Mr. Jackson thought that Raymone was running an official office for his company in D.C. One day when I had to go and pick up a package from her and I pulled up in front of her address. It was a house. She was running his business out of her house. I heard him talking one day about how Raymone managed his office for him. I said, “Sir, Raymone doesn’t have an office.”

“Yes, she does. She runs my office in D.C.”

“No, Mr. Jackson. She lives in D.C. She works out of her house.”

“You mean I don’t have an office?”

Not only did he not have an office, he didn’t
know
that he didn’t have an office. That’s how disengaged he was from his own affairs.

Greg and Raymone were the two people that I had the most interaction with, but there were lots of other people: lawyers,
accountants, flunkies, assistants. Some of these people had the authority to write and sign checks. There were people out there entering into agreements and signing contracts on his behalf. But who reported to whom, who was accountable for what, it was never clear. It never made any sense.

Part of it, I think, was misplaced trust. He trusted the wrong people, and he wanted to believe in them and they took advantage of him. But part of it was apathy. He was so beaten up by that point. He wanted to be with his kids, do his creative projects, and beyond that, he’d checked out of a lot of it. I’d been handling his correspondence for months at that point. Nothing went to him that didn’t go through me. So I know for a fact he wasn’t getting any monthly statements or financial reports or anything like that. He didn’t have a checkbook. He wasn’t sitting down with his accountants on any regular basis, keeping tabs on what was being done.

He’d been so rich his whole life that I don’t think he really grasped the idea that he could go broke. He just thought there would always be more. He always had cash on him. He had hundreds of thousands of dollars stashed away in that house in Vegas, in little hiding spots, and I knew he had some of that cash with him in Virginia. To him, that was real money, money he could put his hands on to get whatever he needed right then. And as long as he had that, it was like he didn’t think about the rest of it, all his investments and publishing rights, none of it. And I got the impression that his handlers knew that, that if they kept a couple hundred grand in easy reach for him, he would never pay too much mind to what was going on with the rest. And he didn’t.
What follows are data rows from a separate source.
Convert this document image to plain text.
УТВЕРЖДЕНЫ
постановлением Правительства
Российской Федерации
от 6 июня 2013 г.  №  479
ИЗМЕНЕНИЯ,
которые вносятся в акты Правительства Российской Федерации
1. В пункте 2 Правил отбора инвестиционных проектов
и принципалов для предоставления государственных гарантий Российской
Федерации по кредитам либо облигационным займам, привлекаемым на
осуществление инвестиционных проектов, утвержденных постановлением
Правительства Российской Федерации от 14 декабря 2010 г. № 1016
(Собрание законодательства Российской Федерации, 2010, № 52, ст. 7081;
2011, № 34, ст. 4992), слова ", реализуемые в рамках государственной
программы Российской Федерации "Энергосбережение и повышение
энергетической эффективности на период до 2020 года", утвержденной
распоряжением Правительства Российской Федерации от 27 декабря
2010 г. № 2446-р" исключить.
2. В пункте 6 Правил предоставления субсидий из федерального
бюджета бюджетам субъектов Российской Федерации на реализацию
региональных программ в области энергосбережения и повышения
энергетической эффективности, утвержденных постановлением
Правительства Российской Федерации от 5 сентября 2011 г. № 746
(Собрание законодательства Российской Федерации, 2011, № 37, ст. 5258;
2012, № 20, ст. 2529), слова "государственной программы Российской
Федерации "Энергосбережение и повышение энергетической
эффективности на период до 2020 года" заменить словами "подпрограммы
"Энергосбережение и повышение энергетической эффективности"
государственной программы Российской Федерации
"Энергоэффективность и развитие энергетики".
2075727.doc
I was driving him in D.C. one day, and he was on the phone with Peter Lopez. I could hear parts of their conversation, and I heard Mr. Jackson say, “Peter, I don’t know where my money is. Or how much money I have. Can you help me?”
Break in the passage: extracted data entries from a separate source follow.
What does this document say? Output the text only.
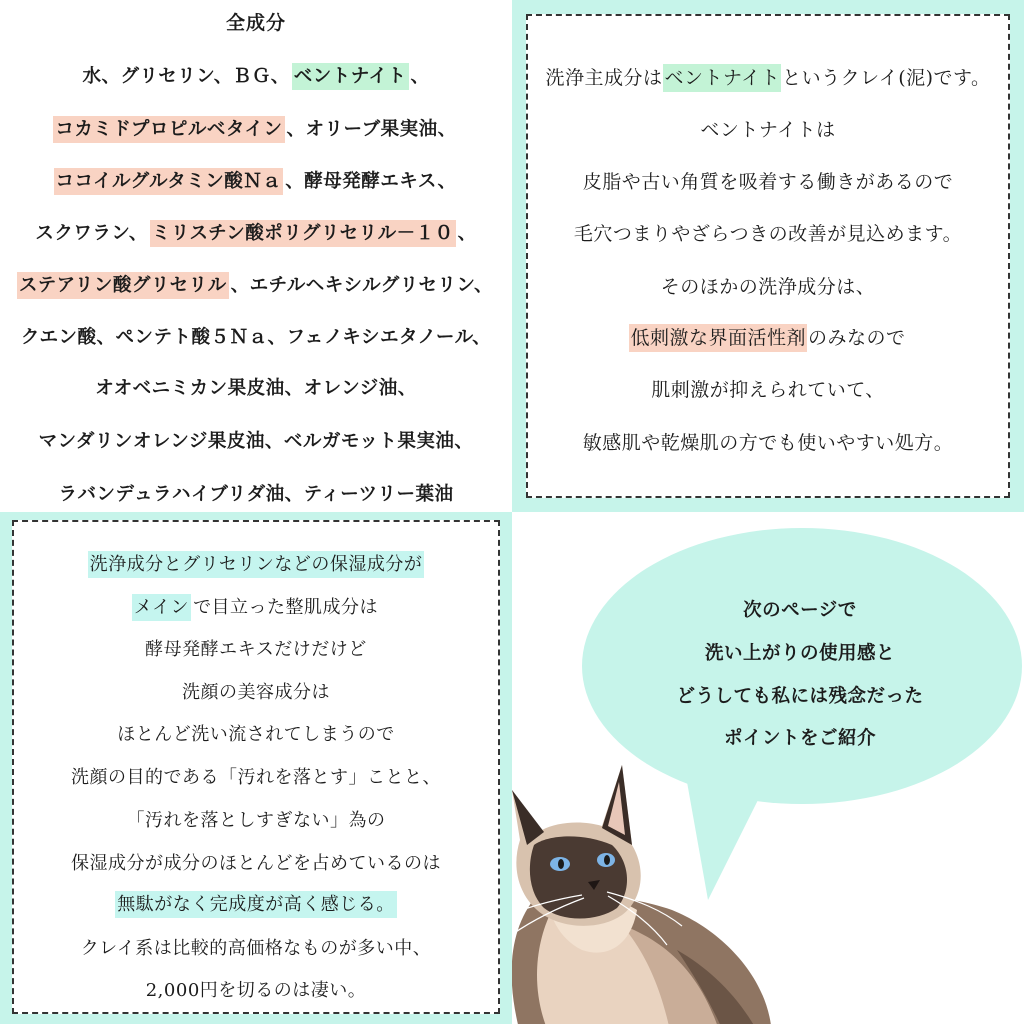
全成分
水、グリセリン、ＢＧ、 ベントナイト 、
コカミドプロピルベタイン 、オリーブ果実油、
ココイルグルタミン酸Ｎａ 、酵母発酵エキス、
スクワラン、 ミリスチン酸ポリグリセリル－１０ 、
ステアリン酸グリセリル 、エチルヘキシルグリセリン、
クエン酸、ペンテト酸５Ｎａ、フェノキシエタノール、
オオベニミカン果皮油、オレンジ油、
マンダリンオレンジ果皮油、ベルガモット果実油、
ラバンデュラハイブリダ油、ティーツリー葉油
洗浄主成分は ベントナイト というクレイ(泥)です。
ベントナイトは
皮脂や古い角質を吸着する働きがあるので
毛穴つまりやざらつきの改善が見込めます。
そのほかの洗浄成分は、
低刺激な界面活性剤 のみなので
肌刺激が抑えられていて、
敏感肌や乾燥肌の方でも使いやすい処方。
洗浄成分とグリセリンなどの保湿成分が
メイン で目立った整肌成分は
酵母発酵エキスだけだけど
洗顔の美容成分は
ほとんど洗い流されてしまうので
洗顔の目的である「汚れを落とす」ことと、
「汚れを落としすぎない」為の
保湿成分が成分のほとんどを占めているのは
無駄がなく完成度が高く感じる。
クレイ系は比較的高価格なものが多い中、
2,000円を切るのは凄い。
次のページで
洗い上がりの使用感と
どうしても私には残念だった
ポイントをご紹介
The fact that those words could even come out of his mouth was terrifying to me. And by ignoring his financial problems and
trusting others to handle them, he’d created all sorts of legal problems for himself, too. Michael Jackson was like flypaper for lawsuits. At any given time, there were hundreds of lawsuits pending against him, literally. Some of them were frivolous. Paternity suits from stalkers, that sort of thing. But a lot of these suits were serious, multimillion-dollar claims. With his business coming apart and nobody in charge, people weren’t getting paid. Deals were being reneged on.